Blinding is used in the design of some clinical trials and other research studies to try to eliminate the bias of expectation influencing the research findings.
Unblinding, sometimes referred to as code-break, is the process by which the treatment/allocation details are made available either purposefully (i.e according to the code-break procedures) or accidently.
Blinding /unblinding procedures should be clearly documented in the protocol, study specific standard operating procedures or study manual. Sites should be trained in the study specific unbinding procedures at site initiation.
- Definition of a blind trial
A blind trial is a trial where the participants do not know which treatment/intervention they have been allocated.
A double blind trial is a trial where neither the researchers nor the participants know which treatment/intervention they have been allocated.
- Maintaining the blind
When designing a blinded trial is important to consider how blinding will be maintained (centrally by the study team and locally at sites).
The responsibilities and procedures for the production, dissemination and location of the randomisation schedule (electronic and paper versions) should be documented the Study/Trial Master File (S/TMF).
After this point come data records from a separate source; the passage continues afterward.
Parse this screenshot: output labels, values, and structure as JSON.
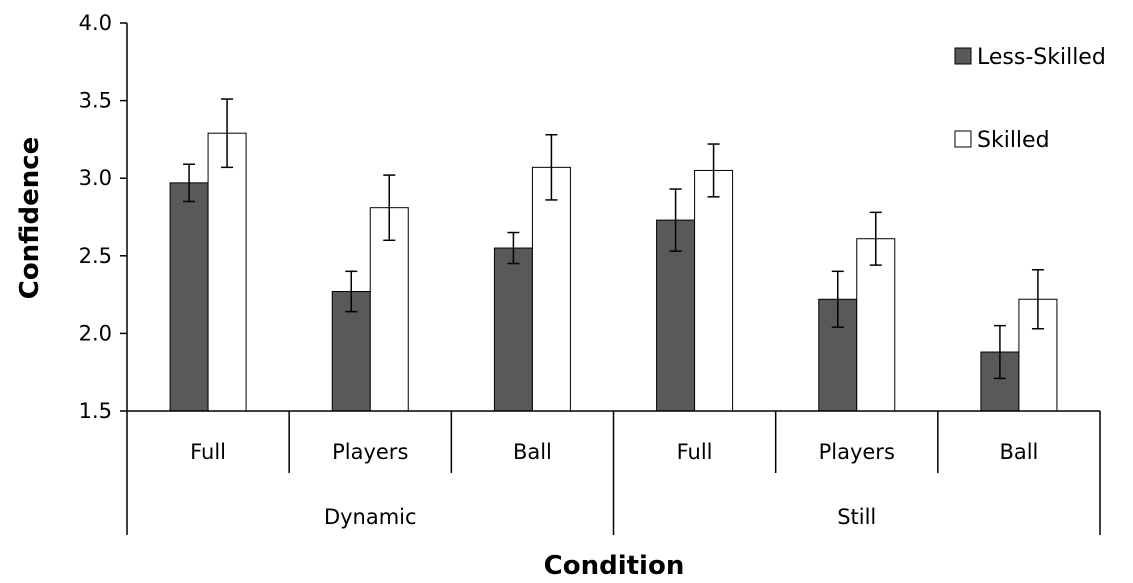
{
  "chart_data": {
    "type": "bar",
    "title": "",
    "xlabel": "Condition",
    "ylabel": "Confidence",
    "ylim": [
      1.5,
      4.0
    ],
    "yticks": [
      "1.5",
      "2.0",
      "2.5",
      "3.0",
      "3.5",
      "4.0"
    ],
    "categories": [
      "Full",
      "Players",
      "Ball",
      "Full",
      "Players",
      "Ball"
    ],
    "groups": [
      {
        "label": "Dynamic",
        "categories": [
          "Full",
          "Players",
          "Ball"
        ]
      },
      {
        "label": "Still",
        "categories": [
          "Full",
          "Players",
          "Ball"
        ]
      }
    ],
    "series": [
      {
        "name": "Less-Skilled",
        "color": "#595959",
        "values": [
          2.97,
          2.27,
          2.55,
          2.73,
          2.22,
          1.88
        ],
        "errors": [
          0.12,
          0.13,
          0.1,
          0.2,
          0.18,
          0.17
        ]
      },
      {
        "name": "Skilled",
        "color": "#ffffff",
        "values": [
          3.29,
          2.81,
          3.07,
          3.05,
          2.61,
          2.22
        ],
        "errors": [
          0.22,
          0.21,
          0.21,
          0.17,
          0.17,
          0.19
        ]
      }
    ],
    "grid": false,
    "legend_position": "top-right"
  }
}
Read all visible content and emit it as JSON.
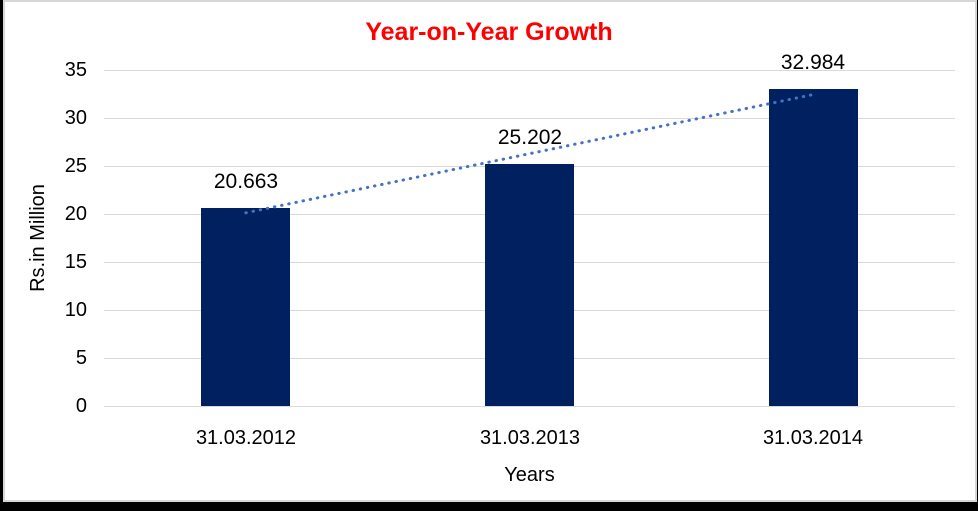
{
  "window": {
    "background_color": "#000000",
    "panel_background": "#ffffff",
    "panel_border_color": "#d6d6d6"
  },
  "chart_data": {
    "type": "bar",
    "title": "Year-on-Year Growth",
    "title_color": "#ff0000",
    "categories": [
      "31.03.2012",
      "31.03.2013",
      "31.03.2014"
    ],
    "values": [
      20.663,
      25.202,
      32.984
    ],
    "data_labels": [
      "20.663",
      "25.202",
      "32.984"
    ],
    "xlabel": "Years",
    "ylabel": "Rs.in Million",
    "ylim": [
      0,
      35
    ],
    "yticks": [
      0,
      5,
      10,
      15,
      20,
      25,
      30,
      35
    ],
    "ytick_labels": [
      "0",
      "5",
      "10",
      "15",
      "20",
      "25",
      "30",
      "35"
    ],
    "bar_color": "#002060",
    "gridlines": true,
    "gridline_color": "#d9d9d9",
    "legend": "none",
    "trendline": {
      "type": "linear",
      "style": "dotted",
      "color": "#4472c4"
    }
  }
}
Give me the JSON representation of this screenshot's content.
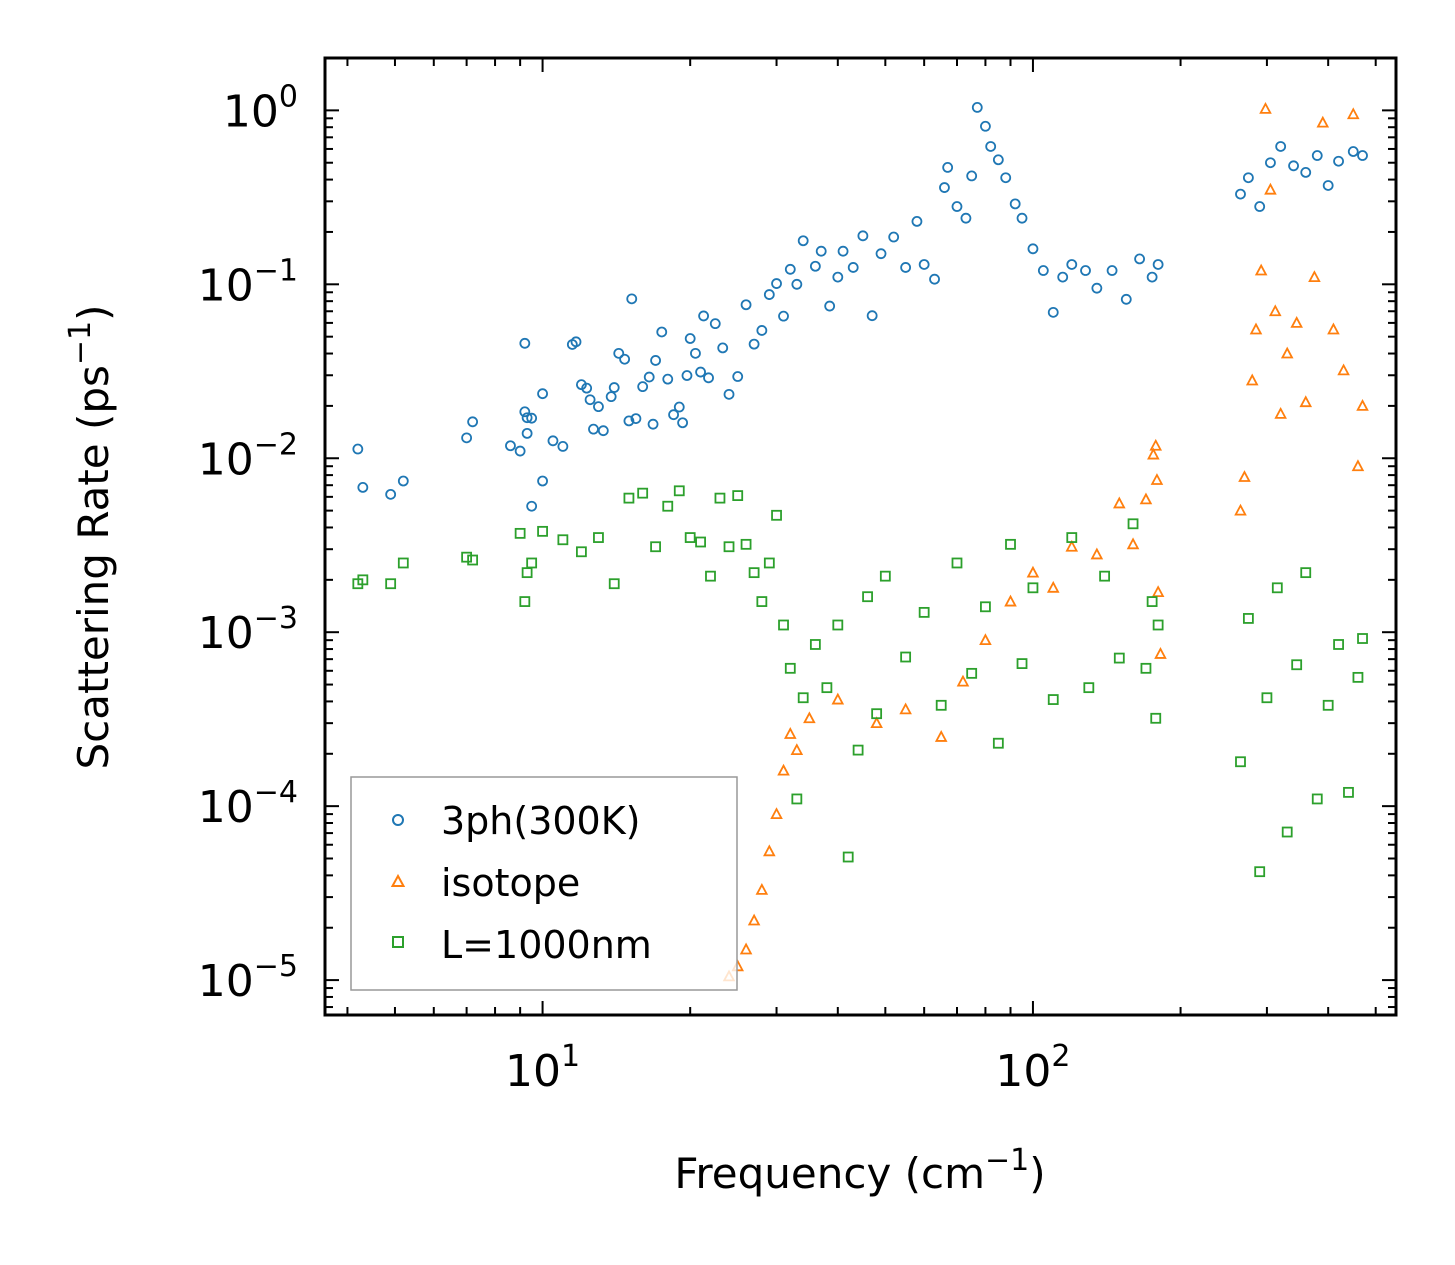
{
  "chart_data": {
    "type": "scatter",
    "title": "",
    "xlabel": {
      "text": "Frequency (cm",
      "sup": "−1",
      "close": ")"
    },
    "ylabel": {
      "text": "Scattering Rate (ps",
      "sup": "−1",
      "close": ")"
    },
    "xscale": "log",
    "yscale": "log",
    "xlim": [
      3.6,
      550
    ],
    "ylim": [
      6.3e-06,
      2.0
    ],
    "grid": false,
    "legend_position": "lower-left",
    "x_major_ticks": [
      {
        "value": 10,
        "base": "10",
        "exp": "1"
      },
      {
        "value": 100,
        "base": "10",
        "exp": "2"
      }
    ],
    "y_major_ticks": [
      {
        "value": 1,
        "base": "10",
        "exp": "0"
      },
      {
        "value": 0.1,
        "base": "10",
        "exp": "−1"
      },
      {
        "value": 0.01,
        "base": "10",
        "exp": "−2"
      },
      {
        "value": 0.001,
        "base": "10",
        "exp": "−3"
      },
      {
        "value": 0.0001,
        "base": "10",
        "exp": "−4"
      },
      {
        "value": 1e-05,
        "base": "10",
        "exp": "−5"
      }
    ],
    "series": [
      {
        "name": "3ph(300K)",
        "marker": "circle",
        "color": "#1f77b4",
        "points": [
          [
            4.2,
            0.0113
          ],
          [
            4.3,
            0.0068
          ],
          [
            4.9,
            0.0062
          ],
          [
            5.2,
            0.0074
          ],
          [
            7.0,
            0.0131
          ],
          [
            7.2,
            0.0162
          ],
          [
            8.6,
            0.0118
          ],
          [
            9.0,
            0.011
          ],
          [
            9.2,
            0.0458
          ],
          [
            9.2,
            0.0185
          ],
          [
            9.3,
            0.0171
          ],
          [
            9.3,
            0.0139
          ],
          [
            9.5,
            0.017
          ],
          [
            9.5,
            0.0053
          ],
          [
            10.0,
            0.0074
          ],
          [
            10.0,
            0.0235
          ],
          [
            10.5,
            0.0126
          ],
          [
            11.0,
            0.0117
          ],
          [
            11.5,
            0.0451
          ],
          [
            11.7,
            0.0467
          ],
          [
            12.0,
            0.0265
          ],
          [
            12.3,
            0.0253
          ],
          [
            12.5,
            0.0217
          ],
          [
            12.7,
            0.0147
          ],
          [
            13.0,
            0.0198
          ],
          [
            13.3,
            0.0144
          ],
          [
            13.8,
            0.0226
          ],
          [
            14.0,
            0.0255
          ],
          [
            14.3,
            0.0401
          ],
          [
            14.7,
            0.0371
          ],
          [
            15.0,
            0.0164
          ],
          [
            15.2,
            0.0825
          ],
          [
            15.5,
            0.0169
          ],
          [
            16.0,
            0.0258
          ],
          [
            16.5,
            0.0293
          ],
          [
            16.8,
            0.0157
          ],
          [
            17.0,
            0.0365
          ],
          [
            17.5,
            0.0532
          ],
          [
            18.0,
            0.0285
          ],
          [
            18.5,
            0.0178
          ],
          [
            19.0,
            0.0197
          ],
          [
            19.3,
            0.016
          ],
          [
            19.7,
            0.0299
          ],
          [
            20.0,
            0.0488
          ],
          [
            20.5,
            0.0401
          ],
          [
            21.0,
            0.0313
          ],
          [
            21.3,
            0.0658
          ],
          [
            21.8,
            0.029
          ],
          [
            22.5,
            0.0594
          ],
          [
            23.3,
            0.0431
          ],
          [
            24.0,
            0.0233
          ],
          [
            25.0,
            0.0295
          ],
          [
            26.0,
            0.0763
          ],
          [
            27.0,
            0.0453
          ],
          [
            28.0,
            0.0543
          ],
          [
            29.0,
            0.0873
          ],
          [
            30.0,
            0.101
          ],
          [
            31.0,
            0.0656
          ],
          [
            32.0,
            0.122
          ],
          [
            33.0,
            0.1
          ],
          [
            34.0,
            0.178
          ],
          [
            36.0,
            0.127
          ],
          [
            37.0,
            0.155
          ],
          [
            38.5,
            0.075
          ],
          [
            40.0,
            0.11
          ],
          [
            41.0,
            0.155
          ],
          [
            43.0,
            0.125
          ],
          [
            45.0,
            0.19
          ],
          [
            47.0,
            0.066
          ],
          [
            49.0,
            0.15
          ],
          [
            52.0,
            0.187
          ],
          [
            55.0,
            0.125
          ],
          [
            58.0,
            0.23
          ],
          [
            60.0,
            0.13
          ],
          [
            63.0,
            0.107
          ],
          [
            66.0,
            0.36
          ],
          [
            67.0,
            0.47
          ],
          [
            70.0,
            0.28
          ],
          [
            73.0,
            0.24
          ],
          [
            75.0,
            0.42
          ],
          [
            77.0,
            1.04
          ],
          [
            80.0,
            0.81
          ],
          [
            82.0,
            0.62
          ],
          [
            85.0,
            0.52
          ],
          [
            88.0,
            0.41
          ],
          [
            92.0,
            0.29
          ],
          [
            95.0,
            0.24
          ],
          [
            100.0,
            0.16
          ],
          [
            105.0,
            0.12
          ],
          [
            110.0,
            0.069
          ],
          [
            115.0,
            0.11
          ],
          [
            120.0,
            0.13
          ],
          [
            128.0,
            0.12
          ],
          [
            135.0,
            0.095
          ],
          [
            145.0,
            0.12
          ],
          [
            155.0,
            0.082
          ],
          [
            165.0,
            0.14
          ],
          [
            175.0,
            0.11
          ],
          [
            180.0,
            0.13
          ],
          [
            265.0,
            0.33
          ],
          [
            275.0,
            0.41
          ],
          [
            290.0,
            0.28
          ],
          [
            305.0,
            0.5
          ],
          [
            320.0,
            0.62
          ],
          [
            340.0,
            0.48
          ],
          [
            360.0,
            0.44
          ],
          [
            380.0,
            0.55
          ],
          [
            400.0,
            0.37
          ],
          [
            420.0,
            0.51
          ],
          [
            450.0,
            0.58
          ],
          [
            470.0,
            0.55
          ]
        ]
      },
      {
        "name": "isotope",
        "marker": "triangle",
        "color": "#ff7f0e",
        "points": [
          [
            24.0,
            1.05e-05
          ],
          [
            25.0,
            1.2e-05
          ],
          [
            26.0,
            1.5e-05
          ],
          [
            27.0,
            2.2e-05
          ],
          [
            28.0,
            3.3e-05
          ],
          [
            29.0,
            5.5e-05
          ],
          [
            30.0,
            9e-05
          ],
          [
            31.0,
            0.00016
          ],
          [
            32.0,
            0.00026
          ],
          [
            33.0,
            0.00021
          ],
          [
            35.0,
            0.00032
          ],
          [
            40.0,
            0.00041
          ],
          [
            48.0,
            0.0003
          ],
          [
            55.0,
            0.00036
          ],
          [
            65.0,
            0.00025
          ],
          [
            72.0,
            0.00052
          ],
          [
            80.0,
            0.0009
          ],
          [
            90.0,
            0.0015
          ],
          [
            100.0,
            0.0022
          ],
          [
            110.0,
            0.0018
          ],
          [
            120.0,
            0.0031
          ],
          [
            135.0,
            0.0028
          ],
          [
            150.0,
            0.0055
          ],
          [
            160.0,
            0.0032
          ],
          [
            170.0,
            0.0058
          ],
          [
            176.0,
            0.0105
          ],
          [
            178.0,
            0.0118
          ],
          [
            179.0,
            0.0075
          ],
          [
            180.0,
            0.0017
          ],
          [
            182.0,
            0.00075
          ],
          [
            265.0,
            0.005
          ],
          [
            270.0,
            0.0078
          ],
          [
            280.0,
            0.028
          ],
          [
            285.0,
            0.055
          ],
          [
            292.0,
            0.12
          ],
          [
            298.0,
            1.02
          ],
          [
            305.0,
            0.35
          ],
          [
            312.0,
            0.07
          ],
          [
            320.0,
            0.018
          ],
          [
            330.0,
            0.04
          ],
          [
            345.0,
            0.06
          ],
          [
            360.0,
            0.021
          ],
          [
            375.0,
            0.11
          ],
          [
            390.0,
            0.85
          ],
          [
            410.0,
            0.055
          ],
          [
            430.0,
            0.032
          ],
          [
            450.0,
            0.95
          ],
          [
            460.0,
            0.009
          ],
          [
            470.0,
            0.02
          ]
        ]
      },
      {
        "name": "L=1000nm",
        "marker": "square",
        "color": "#2ca02c",
        "points": [
          [
            4.2,
            0.0019
          ],
          [
            4.3,
            0.002
          ],
          [
            4.9,
            0.0019
          ],
          [
            5.2,
            0.0025
          ],
          [
            7.0,
            0.0027
          ],
          [
            7.2,
            0.0026
          ],
          [
            9.0,
            0.0037
          ],
          [
            9.2,
            0.0015
          ],
          [
            9.3,
            0.0022
          ],
          [
            9.5,
            0.0025
          ],
          [
            10.0,
            0.0038
          ],
          [
            11.0,
            0.0034
          ],
          [
            12.0,
            0.0029
          ],
          [
            13.0,
            0.0035
          ],
          [
            14.0,
            0.0019
          ],
          [
            15.0,
            0.0059
          ],
          [
            16.0,
            0.0063
          ],
          [
            17.0,
            0.0031
          ],
          [
            18.0,
            0.0053
          ],
          [
            19.0,
            0.0065
          ],
          [
            20.0,
            0.0035
          ],
          [
            21.0,
            0.0033
          ],
          [
            22.0,
            0.0021
          ],
          [
            23.0,
            0.0059
          ],
          [
            24.0,
            0.0031
          ],
          [
            25.0,
            0.0061
          ],
          [
            26.0,
            0.0032
          ],
          [
            27.0,
            0.0022
          ],
          [
            28.0,
            0.0015
          ],
          [
            29.0,
            0.0025
          ],
          [
            30.0,
            0.0047
          ],
          [
            31.0,
            0.0011
          ],
          [
            32.0,
            0.00062
          ],
          [
            33.0,
            0.00011
          ],
          [
            34.0,
            0.00042
          ],
          [
            36.0,
            0.00085
          ],
          [
            38.0,
            0.00048
          ],
          [
            40.0,
            0.0011
          ],
          [
            42.0,
            5.1e-05
          ],
          [
            44.0,
            0.00021
          ],
          [
            46.0,
            0.0016
          ],
          [
            48.0,
            0.00034
          ],
          [
            50.0,
            0.0021
          ],
          [
            55.0,
            0.00072
          ],
          [
            60.0,
            0.0013
          ],
          [
            65.0,
            0.00038
          ],
          [
            70.0,
            0.0025
          ],
          [
            75.0,
            0.00058
          ],
          [
            80.0,
            0.0014
          ],
          [
            85.0,
            0.00023
          ],
          [
            90.0,
            0.0032
          ],
          [
            95.0,
            0.00066
          ],
          [
            100.0,
            0.0018
          ],
          [
            110.0,
            0.00041
          ],
          [
            120.0,
            0.0035
          ],
          [
            130.0,
            0.00048
          ],
          [
            140.0,
            0.0021
          ],
          [
            150.0,
            0.00071
          ],
          [
            160.0,
            0.0042
          ],
          [
            170.0,
            0.00062
          ],
          [
            175.0,
            0.0015
          ],
          [
            178.0,
            0.00032
          ],
          [
            180.0,
            0.0011
          ],
          [
            265.0,
            0.00018
          ],
          [
            275.0,
            0.0012
          ],
          [
            290.0,
            4.2e-05
          ],
          [
            300.0,
            0.00042
          ],
          [
            315.0,
            0.0018
          ],
          [
            330.0,
            7.1e-05
          ],
          [
            345.0,
            0.00065
          ],
          [
            360.0,
            0.0022
          ],
          [
            380.0,
            0.00011
          ],
          [
            400.0,
            0.00038
          ],
          [
            420.0,
            0.00085
          ],
          [
            440.0,
            0.00012
          ],
          [
            460.0,
            0.00055
          ],
          [
            470.0,
            0.00092
          ]
        ]
      }
    ]
  }
}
For double blind trials where the study team are to retain blindness, the master randomisation schedule/ records should be retained separately (under the care of the person delegated responsible – often the trial statistician) to the rest of the trial documentation until the end of trial when they should be placed in the Study/Trial Master File (S/TMF). A file note should be placed on file to detail the location of the master randomisation schedule until the end of the trial. An audit trail should be available to support/track the dissemination and location of the randomisation schedule.
- Procedures for unblinding
Unblinding procedures should be documented either in the protocol or in supporting study documentation (such as study specific standard operating procedures or study manual). These procedures should include :
- details of where code break details are located and their security (who has/should have access to codes)
- the process for emergency (and out of hours) contact and unblinding at site ( where possible the trial team should not be informed). This may be via code break envelopes with restricted access to dedicated unblinded personnel at sites or via a centralised code break system
- where dedicated unblinded personnel are to be used at site they should be trained and delegated responsibility to perform unblinding activities on the delegation log
- unblinding process for IDMCs for interim data analysis/safety monitoring should be documented
- the formal process for unblinding at the end of the trial for data analysis (when, how and who)
Whatever system is used for out-of-hours contact and emergency unblinding at site it should be tested periodically to ensure that it works as intended. Any tests should be documented in the Investigator Site File (ISF).
An audit trail should be available at site pertaining to any code breaks carried out during the trial (as per the study specific procedures as to where the unblinded information should be documented and reported).